Officially, Rabbi Samuel Graudenz retired many years ago. But for a man who lived to teach Torah, there was no such thing as retirement. Even into old age, fighting blindness and dementia, Graudenz found ways to inspire others.
And when he died in San Francisco on Friday, Oct. 6, just shy of his 90th birthday, a bright light of Judaism reluctantly blinked out.
“Any opportunity to teach, he taught,” said his daughter Debbie Graudenz, disability services coordinator at Jewish Family and Children’s Services of the Greater East Bay. “He worked so hard, did so many amazing things and touched people in ways I don’t even know.”
“He was a scholar in every aspect of the word,” added Gale Orland, a longtime member of Modesto’s Congregation Beth Shalom, where Graudenz served as rabbi for 31 years. “Most of what I learned about Judaism came from him. He could put a spin on things no one ever thought of.”
Over those three decades Graudenz certainly had an impact on the Jewish community of the Central Valley. But the German-born rabbi represented far more: He was a living witness to much of 20th-century Jewish history.
Born in Cologne, Germany, in 1916, Graudenz grew up in Orthodox orphanages because his parents were too poor to support their children. From an early age he showed a gift for Torah and Talmud, becoming ordained at Poland’s Meir Yeshiva at the age of 21.
His return to Germany was short-lived. As the Nazi juggernaut swept over Germany, all Poles and Germans of Polish extraction were forcibly deported to Poland. From there Graudenz escaped to Lithuania, while the rest of his family perished in the Holocaust.
In Vilnius, Graudenz’ life was saved by Chiune Sugihara, Japan’s consul general in Lithuania. Sugihara issued thousands of transit visas to Jews clamoring for escape. Once safely on his way east, Graudenz made his way to Vladivostok and then to Shanghai, where he, along with thousands of European Jewish refugees, rode out the war years.
At the end of 1946, he met Eva Ruth Damm, another German refugee, who became his wife. The couple arrived in San Francisco the following year via U.S. troop transport, and soon afterward Graudenz landed a job as principal of Seattle Hebrew Day School.

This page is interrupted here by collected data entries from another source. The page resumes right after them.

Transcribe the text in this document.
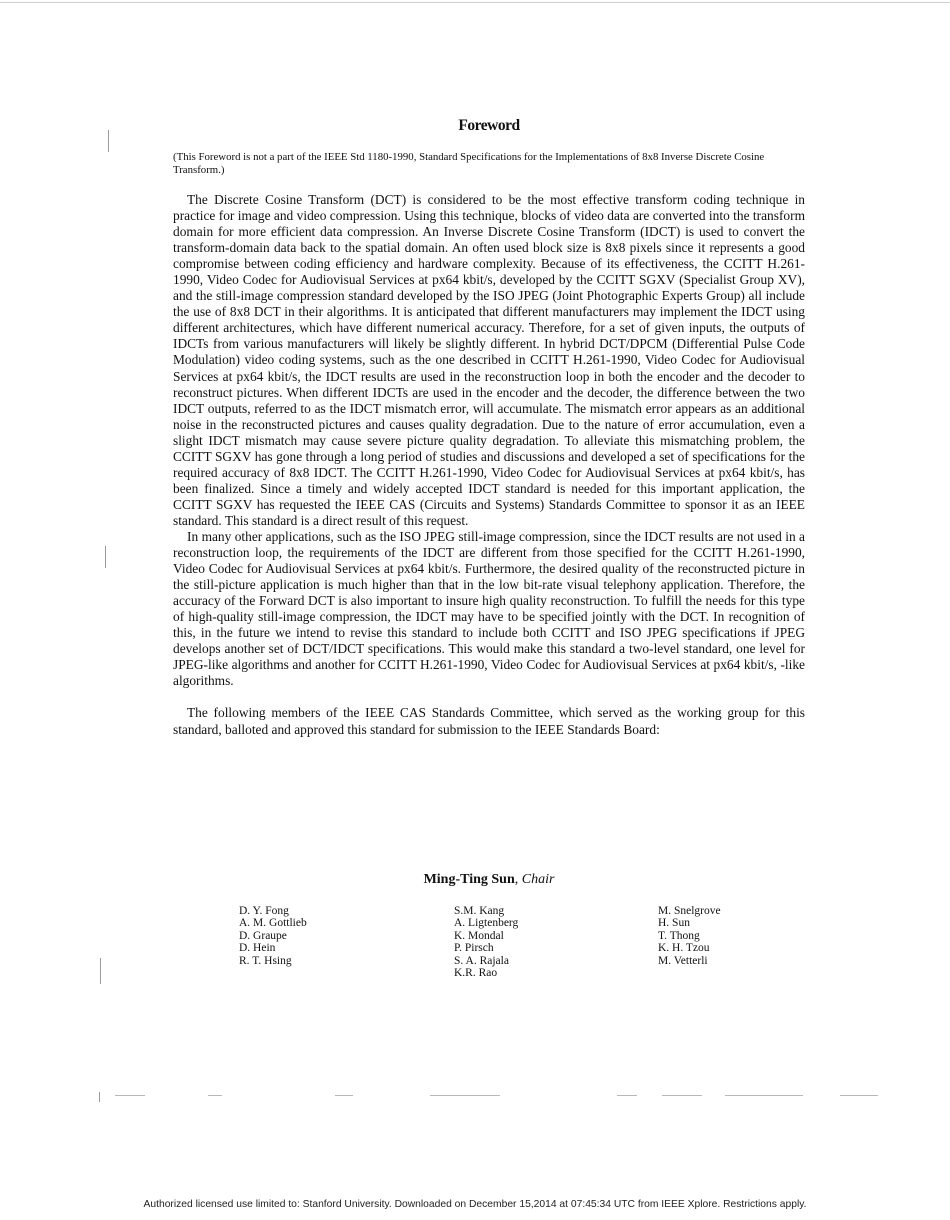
Foreword

(This Foreword is not a part of the IEEE Std 1180-1990, Standard Specifications for the Implementations of 8x8 Inverse Discrete Cosine Transform.)

The Discrete Cosine Transform (DCT) is considered to be the most effective transform coding technique in practice for image and video compression. Using this technique, blocks of video data are converted into the transform domain for more efficient data compression. An Inverse Discrete Cosine Transform (IDCT) is used to convert the transform-domain data back to the spatial domain. An often used block size is 8x8 pixels since it represents a good compromise between coding efficiency and hardware complexity. Because of its effectiveness, the CCITT H.261-1990, Video Codec for Audiovisual Services at px64 kbit/s, developed by the CCITT SGXV (Specialist Group XV), and the still-image compression standard developed by the ISO JPEG (Joint Photographic Experts Group) all include the use of 8x8 DCT in their algorithms. It is anticipated that different manufacturers may implement the IDCT using different architectures, which have different numerical accuracy. Therefore, for a set of given inputs, the outputs of IDCTs from various manufacturers will likely be slightly different. In hybrid DCT/DPCM (Differential Pulse Code Modulation) video coding systems, such as the one described in CCITT H.261-1990, Video Codec for Audiovisual Services at px64 kbit/s, the IDCT results are used in the reconstruction loop in both the encoder and the decoder to reconstruct pictures. When different IDCTs are used in the encoder and the decoder, the difference between the two IDCT outputs, referred to as the IDCT mismatch error, will accumulate. The mismatch error appears as an additional noise in the reconstructed pictures and causes quality degradation. Due to the nature of error accumulation, even a slight IDCT mismatch may cause severe picture quality degradation. To alleviate this mismatching problem, the CCITT SGXV has gone through a long period of studies and discussions and developed a set of specifications for the required accuracy of 8x8 IDCT. The CCITT H.261-1990, Video Codec for Audiovisual Services at px64 kbit/s, has been finalized. Since a timely and widely accepted IDCT standard is needed for this important application, the CCITT SGXV has requested the IEEE CAS (Circuits and Systems) Standards Committee to sponsor it as an IEEE standard. This standard is a direct result of this request.

In many other applications, such as the ISO JPEG still-image compression, since the IDCT results are not used in a reconstruction loop, the requirements of the IDCT are different from those specified for the CCITT H.261-1990, Video Codec for Audiovisual Services at px64 kbit/s. Furthermore, the desired quality of the reconstructed picture in the still-picture application is much higher than that in the low bit-rate visual telephony application. Therefore, the accuracy of the Forward DCT is also important to insure high quality reconstruction. To fulfill the needs for this type of high-quality still-image compression, the IDCT may have to be specified jointly with the DCT. In recognition of this, in the future we intend to revise this standard to include both CCITT and ISO JPEG specifications if JPEG develops another set of DCT/IDCT specifications. This would make this standard a two-level standard, one level for JPEG-like algorithms and another for CCITT H.261-1990, Video Codec for Audiovisual Services at px64 kbit/s, -like algorithms.

The following members of the IEEE CAS Standards Committee, which served as the working group for this standard, balloted and approved this standard for submission to the IEEE Standards Board:

Ming-Ting Sun, Chair
D. Y. Fong
A. M. Gottlieb
D. Graupe
D. Hein
R. T. Hsing
S.M. Kang
A. Ligtenberg
K. Mondal
P. Pirsch
S. A. Rajala
K.R. Rao
M. Snelgrove
H. Sun
T. Thong
K. H. Tzou
M. Vetterli
Authorized licensed use limited to: Stanford University. Downloaded on December 15,2014 at 07:45:34 UTC from IEEE Xplore. Restrictions apply.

The couple had four children, and the family lived in Seattle until 1963, when Graudenz was named principal of Modern Hebrew Day School at Oakland’s Temple Beth Abraham. The following year he became director of education at Congregation Beth Sholom in San Francisco. In 1968, Graudenz packed up the family and moved to Modesto, where he became spiritual leader of Conservative Congregation Beth Shalom.
“I was his first secretary,” recalled Orland. “He and Eva were close personal friends. My kids called him their third grandfather. With the [congregation’s] kids he was the Pied Piper. They would follow him anywhere.”
Debbie Graudenz remembers that her father rarely had down time, which is exactly how he liked it. “Most rabbis have Monday off,” she said. “But on his day off he worked as a chaplain at Deuel Vocational Institute, a medium-security prison in Tracy. He created a Jewish community there, teaching Hebrew, liturgy and Judaism. His goal was to help his guys reconnect with regular society.”
After retiring from Beth Shalom, the rabbi expanded his prison chaplaincy, serving at the Stockton Women’s Facility and Sierra Conservation Center until macular degeneration robbed him of his eyesight.
In 1996, Graudenz lost his beloved wife of 50 years. For the last few years, he lived at Rhoda Goldman Plaza in San Francisco. Whenever he could, he would still attend services at Beth Sholom, and try to teach the lessons of Torah.
Even when dementia began to rob him of his faculties, Graudenz participated in Jewish life, not long ago attending his grandson’s bar mitzvah at Berkeley’s Netivot Shalom. But last April he broke his hip, and most recently, a short battle with pneumonia took his life.
Those close to him say Graudenz’s legacy will be easy to track. “He raised a bunch of Jewish kids,” said Orland, referring to the many congregants he influenced. “He was very well loved by many people.”
Rabbi Samuel Graudenz is survived by his son, Jack Graudenz of Israel; daughters Debbie Graudenz of Oakland and Judi Gabia of Granite Bay; and several grandchildren.